Ainda olhei para os botões da minha camisa, pensando que eles poderiam ter me respondido, e então eu realmente estaria louco. Mas então notei que um destinto senhor estava parado do lado de fora do meu carro, estendendo uma mão com unhas esquisitas, e usando roupas que pareciam ter saído de um guarda-roupa do século XIV.

Me apresentei, ele retirou um cigarro do bolso e me ofereceu num gesto silencioso. Engraçado, nunca fumei, mas naquele momento senti uma vontade enorme de experimentar. Peguei o cigarro entre os dedos - daquele jeito que eu sempre vi nos filmes e achava tão estiloso - e ele prontamente acendeu um daqueles esqueiros prateados, que devem custar uma nota.

- O que houve com o carro?
- Hum, não sei. Apenas *cof cof cof* quebrou sozinho. Liguei pro reboque, acho *cof cof* que estarão chegando *cof cof* em breve.
- Nunca fumou antes?
- Bem, não realmente. Mas é... agradável.

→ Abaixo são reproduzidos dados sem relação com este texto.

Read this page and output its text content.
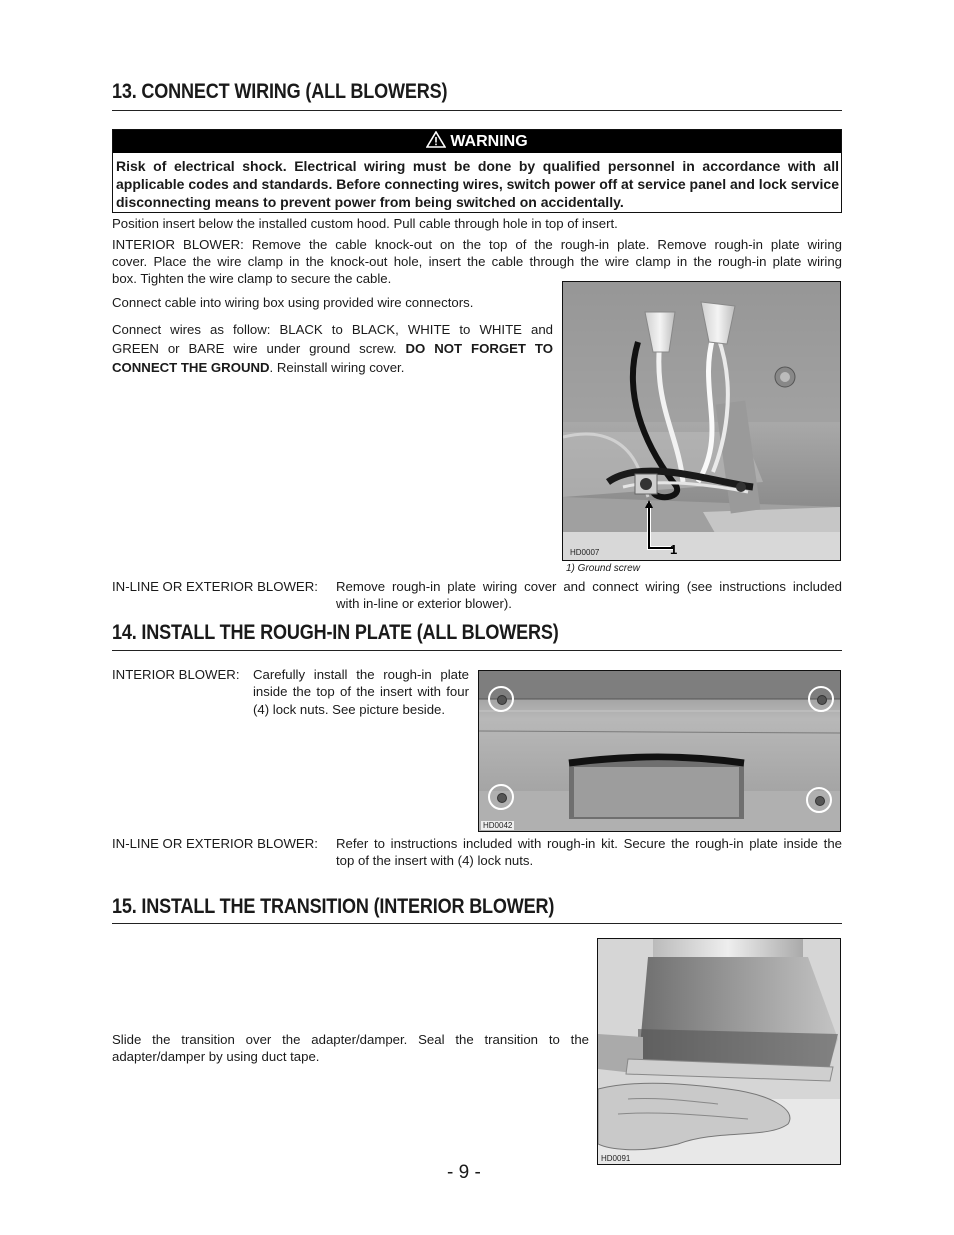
13. CONNECT WIRING (ALL BLOWERS)
WARNING
Risk of electrical shock. Electrical wiring must be done by qualified personnel in accordance with all applicable codes and standards. Before connecting wires, switch power off at service panel and lock service disconnecting means to prevent power from being switched on accidentally.
Position insert below the installed custom hood. Pull cable through hole in top of insert.
INTERIOR BLOWER: Remove the cable knock-out on the top of the rough-in plate. Remove rough-in plate wiring
cover. Place the wire clamp in the knock-out hole, insert the cable through the wire clamp in the rough-in plate wiring
box. Tighten the wire clamp to secure the cable.
Connect cable into wiring box using provided wire connectors.
Connect wires as follow: BLACK to BLACK, WHITE to WHITE and
GREEN or BARE wire under ground screw. DO NOT FORGET TO
CONNECT THE GROUND. Reinstall wiring cover.
HD0007	1
1) Ground screw
IN-LINE OR EXTERIOR BLOWER: Remove rough-in plate wiring cover and connect wiring (see instructions included
with in-line or exterior blower).
14. INSTALL THE ROUGH-IN PLATE (ALL BLOWERS)
INTERIOR BLOWER: Carefully install the rough-in plate
inside the top of the insert with four
(4) lock nuts. See picture beside.
HD0042
IN-LINE OR EXTERIOR BLOWER: Refer to instructions included with rough-in kit. Secure the rough-in plate inside the
top of the insert with (4) lock nuts.
15. INSTALL THE TRANSITION (INTERIOR BLOWER)
Slide the transition over the adapter/damper. Seal the transition to the
adapter/damper by using duct tape.
HD0091
- 9 -
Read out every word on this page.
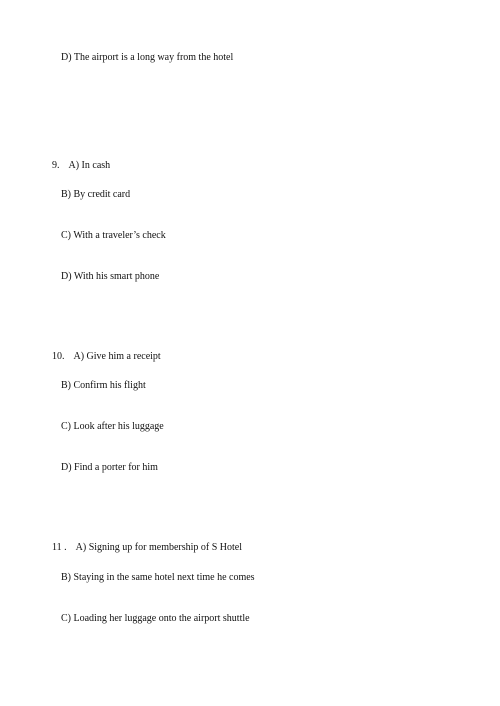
D) The airport is a long way from the hotel

9. A) In cash

B) By credit card
C) With a traveler’s check
D) With his smart phone

10. A) Give him a receipt

B) Confirm his flight
C) Look after his luggage
D) Find a porter for him

11 . A) Signing up for membership of S Hotel

B) Staying in the same hotel next time he comes
C) Loading her luggage onto the airport shuttle
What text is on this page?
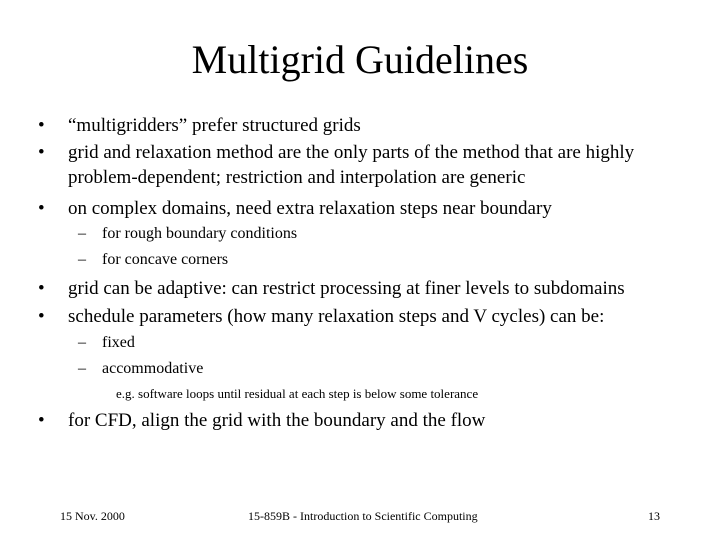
Multigrid Guidelines
• “multigridders” prefer structured grids
• grid and relaxation method are the only parts of the method that are highly
problem-dependent; restriction and interpolation are generic
• on complex domains, need extra relaxation steps near boundary
– for rough boundary conditions
– for concave corners
• grid can be adaptive: can restrict processing at finer levels to subdomains
• schedule parameters (how many relaxation steps and V cycles) can be:
– fixed
– accommodative
e.g. software loops until residual at each step is below some tolerance
• for CFD, align the grid with the boundary and the flow
15 Nov. 2000	15-859B - Introduction to Scientific Computing	13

O sujeito sorriu de um jeito quase imperceptível. E então eu consegui notar que o lugar inteiro estava mudando. O céu - se é que eu poderia chamá-lo assim - começou a mudar de tom, chegando a um vermelho que parecia ter saído de um daqueles filmes de terror de baixo orçamento. As tintas das paredes caíram de repente, e tudo parecia cheirar a tétano.

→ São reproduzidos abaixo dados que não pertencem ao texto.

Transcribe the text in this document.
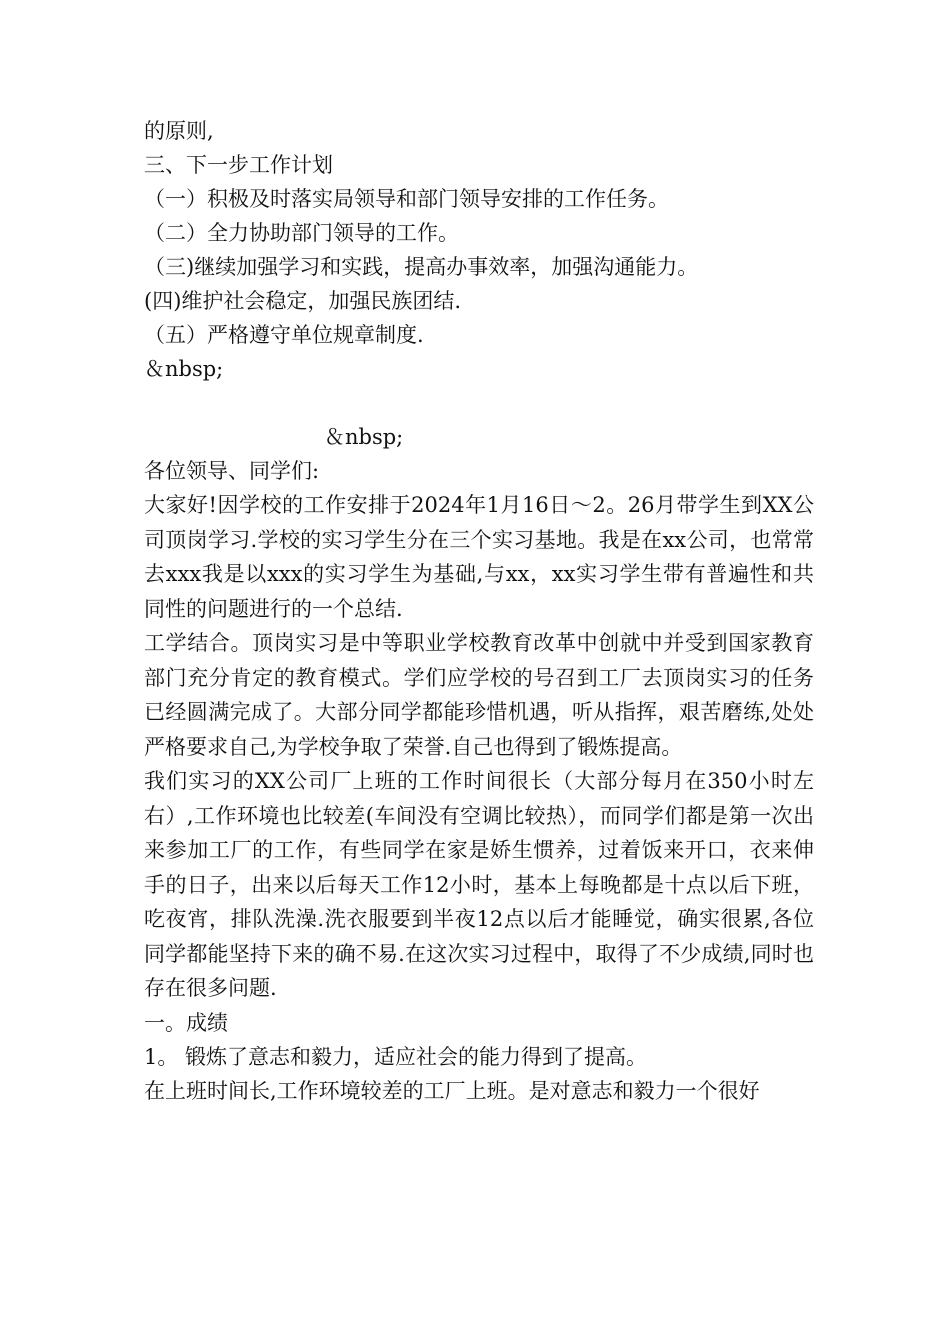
的原则,
三、下一步工作计划
（一）积极及时落实局领导和部门领导安排的工作任务。
（二）全力协助部门领导的工作。
（三)继续加强学习和实践，提高办事效率，加强沟通能力。
(四)维护社会稳定，加强民族团结.
（五）严格遵守单位规章制度.
＆nbsp;
＆nbsp;
各位领导、同学们:
大家好!因学校的工作安排于2024年1月16日～2。26月带学生到XX公司顶岗学习.学校的实习学生分在三个实习基地。我是在xx公司，也常常去xxx我是以xxx的实习学生为基础,与xx，xx实习学生带有普遍性和共同性的问题进行的一个总结.
工学结合。顶岗实习是中等职业学校教育改革中创就中并受到国家教育部门充分肯定的教育模式。学们应学校的号召到工厂去顶岗实习的任务已经圆满完成了。大部分同学都能珍惜机遇，听从指挥，艰苦磨练,处处严格要求自己,为学校争取了荣誉.自己也得到了锻炼提高。
我们实习的XX公司厂上班的工作时间很长（大部分每月在350小时左右）,工作环境也比较差(车间没有空调比较热），而同学们都是第一次出来参加工厂的工作，有些同学在家是娇生惯养，过着饭来开口，衣来伸手的日子，出来以后每天工作12小时，基本上每晚都是十点以后下班，吃夜宵，排队洗澡.洗衣服要到半夜12点以后才能睡觉，确实很累,各位同学都能坚持下来的确不易.在这次实习过程中，取得了不少成绩,同时也存在很多问题.
一。成绩
1。 锻炼了意志和毅力，适应社会的能力得到了提高。
在上班时间长,工作环境较差的工厂上班。是对意志和毅力一个很好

- Bem parecido com um filme que eu vi recentemente...
- É. Eles fizeram uma pesquisa de campo.
- Você está me dizendo que... Ah, bem, você só pode estar brincando, não é?
- Claro - uma pausa, que quase me tranqüilizou. - que não. Vamos, ligue o carro. Vamos fazer um tour pelo meu lar. Mas conhecido como Inferno.

Algo me dizia que se eu não ligasse logo o carro, ia acabar carbonizado como um pássaro que acabava de cair na estrada, com um grunhido alto e agudo. Esperei que entrasse no carro e girei a chave. Funcionou perfeitamente.

E lá estava eu, andando pelas ruas de um asfalto perfeito, apesar de um tanto quentes demais. No toca-fitas que já não funcionava tinha uns meses, tocava algo que parecia pop dos anos 80. Eu sempre achei que aquilo era coisa do demônio mesmo.

- Hum, eu achava que os buracos no asfalto eram coisa... de vocês. - falei, tentando quebrar o silêncio.
- Não, não somos nós que fazemos chover. Além do quê, é muito mais tentador uma pista em linha reta com um asfalto perfeito, não? Sim, sim. Os rachas foram inventados por nós.
- Hum, faz sentido... Mas... por que me trouxe aqui?
- Porque você foi o azarado de estar no meu perímetro quando eu estava passando por perto.
- Ah... Que sorte. - pausa. - Hum, mas eu vou voltar?
- Ainda não sei. Apenas continue dirigindo.

Eu podia saltar do carro. Mas com certeza não saberia fugir daquele lugar. Minha esposa devia estar muito brava comigo, pois completávamos... quantos anos de casamento mesmo? Ou era o aniversário dela? Bem, não importa. Ela realmente ficaria muito brava comigo. E minha esposa brava com certeza era pior que qualquer outro demônio.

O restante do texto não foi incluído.